Wednesday, February 2, 2011

Disappearing Car Marque Books


I suppose it's yet another generational thing.

Up until maybe five or ten years ago I used to see quite a few books dealing with automobile brands on bookstore shelves. Now, not very many.

I bought a lot of those histories of brands (Ford) and models (Mustang). Of course, once I'd gotten a pretty good grip regarding a subject, I'd have little need for another book. After a number of years I found that I was buying few car books. Most of my recent purchases were made while traveling in Europe and had to do with English, French and German brands.

This business about the trend toward fewer car history titles (shop manuals and similar books excluded) came to my attention over the last few months. In November I stopped by the Blackhawk museum in Danville, California and noticed that there were hardly any books on the shelves of its store. Instead I saw mostly model cars of different sizes and prices. A few weeks ago I was in the shop of the "National Automobile Museum" in Reno, Nevada (I added quote-marks because I find the name pretentious). Car books had all but disappeared. New car books, that is; what they had was lots of used books and magazines.

The conclusion that makes most sense to me is that younger people aren't as car-nutty, on average, as previous generations. When I was a kid, getting a car was a huge deal. Perhaps nowadays the Huge Deal is having an iPad.
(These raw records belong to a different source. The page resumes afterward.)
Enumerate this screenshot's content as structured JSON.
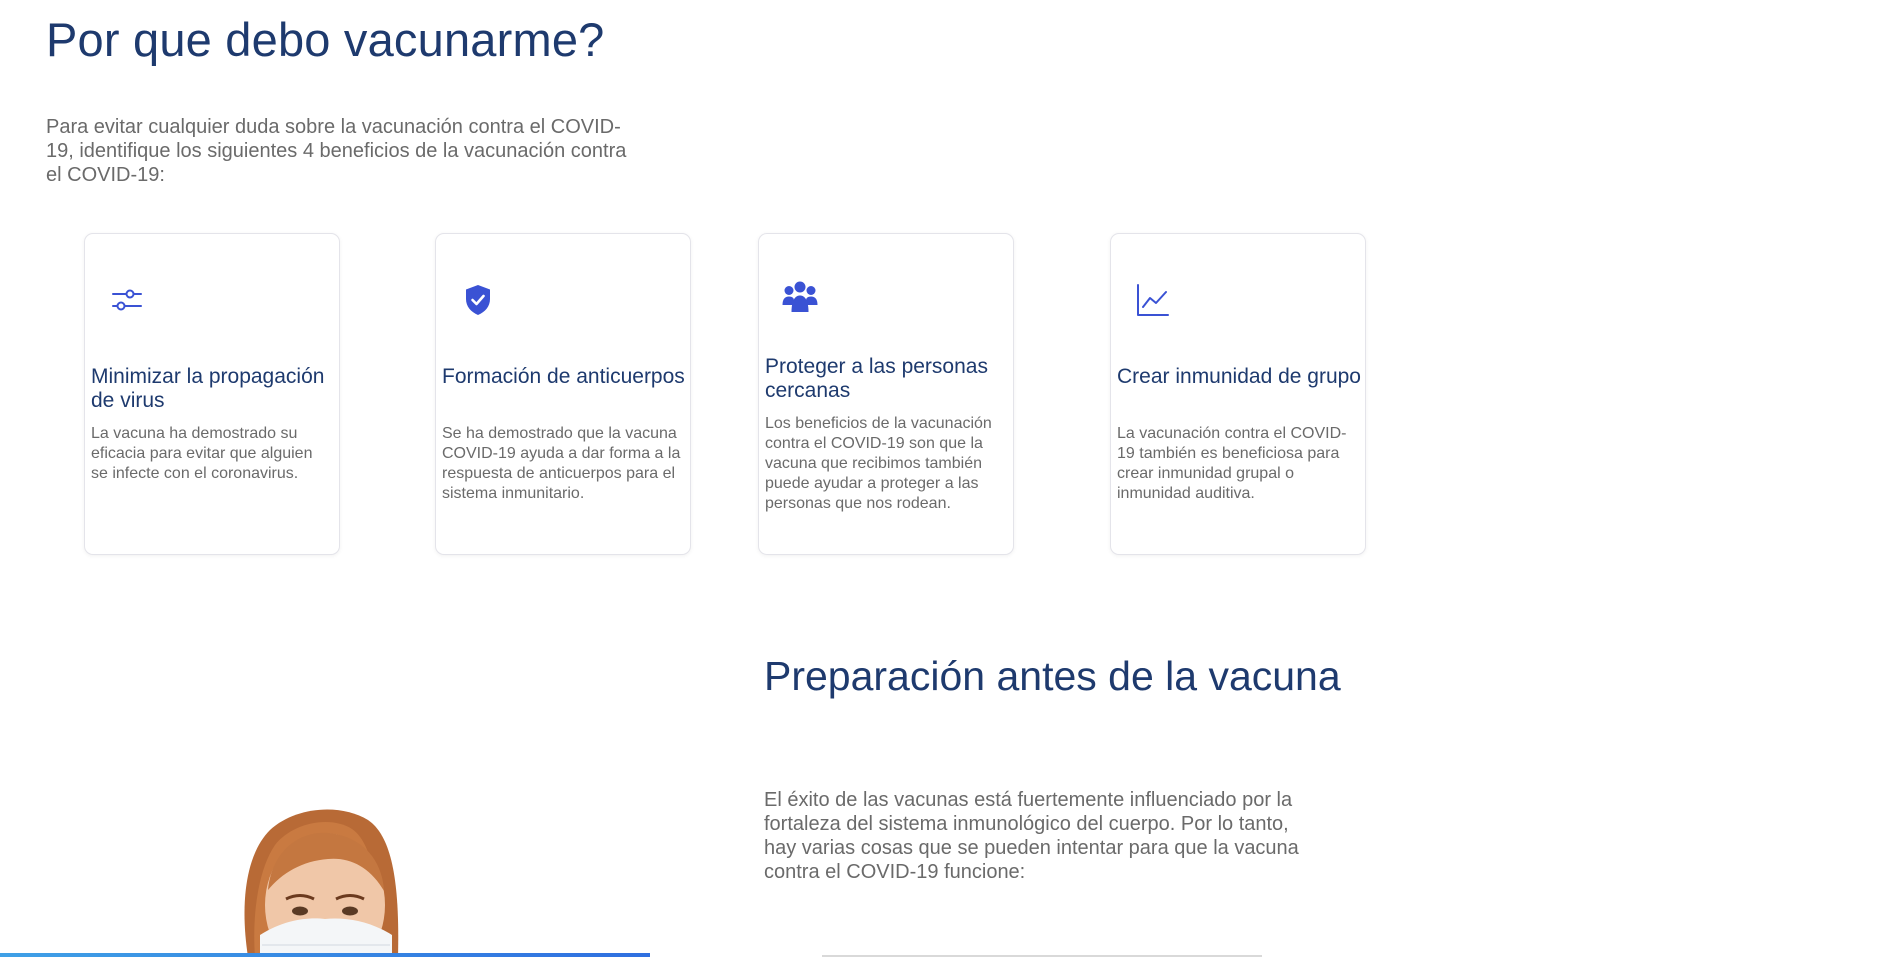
{
  "section1": {
    "title": "Por que debo vacunarme?",
    "intro": "Para evitar cualquier duda sobre la vacunación contra el COVID-19, identifique los siguientes 4 beneficios de la vacunación contra el COVID-19:"
  },
  "cards": [
    {
      "icon": "sliders-icon",
      "title": "Minimizar la propagación de virus",
      "text": "La vacuna ha demostrado su eficacia para evitar que alguien se infecte con el coronavirus."
    },
    {
      "icon": "shield-check-icon",
      "title": "Formación de anticuerpos",
      "text": "Se ha demostrado que la vacuna COVID-19 ayuda a dar forma a la respuesta de anticuerpos para el sistema inmunitario."
    },
    {
      "icon": "people-group-icon",
      "title": "Proteger a las personas cercanas",
      "text": "Los beneficios de la vacunación contra el COVID-19 son que la vacuna que recibimos también puede ayudar a proteger a las personas que nos rodean."
    },
    {
      "icon": "line-chart-icon",
      "title": "Crear inmunidad de grupo",
      "text": "La vacunación contra el COVID-19 también es beneficiosa para crear inmunidad grupal o inmunidad auditiva."
    }
  ],
  "section2": {
    "title": "Preparación antes de la vacuna",
    "text": "El éxito de las vacunas está fuertemente influenciado por la fortaleza del sistema inmunológico del cuerpo. Por lo tanto, hay varias cosas que se pueden intentar para que la vacuna contra el COVID-19 funcione:"
  },
  "colors": {
    "heading": "#1e3a6e",
    "body_text": "#6a6a6a",
    "icon_accent": "#3a52d4",
    "bar_accent": "#2f6fe0"
  }
}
Any thoughts and commiserations are appreciated by this confused, blind-sided blogger.

2 comments:

dearieme said...

Sorry, off topic, but have you seen this?
http://www.googleartproject.com/

dearieme said...

I suppose that many interests start in the teenage years - mine included motorbikes and aircraft but not cars. Cars were a bit quotidian (a word I've never used before - thanks for the opportunity).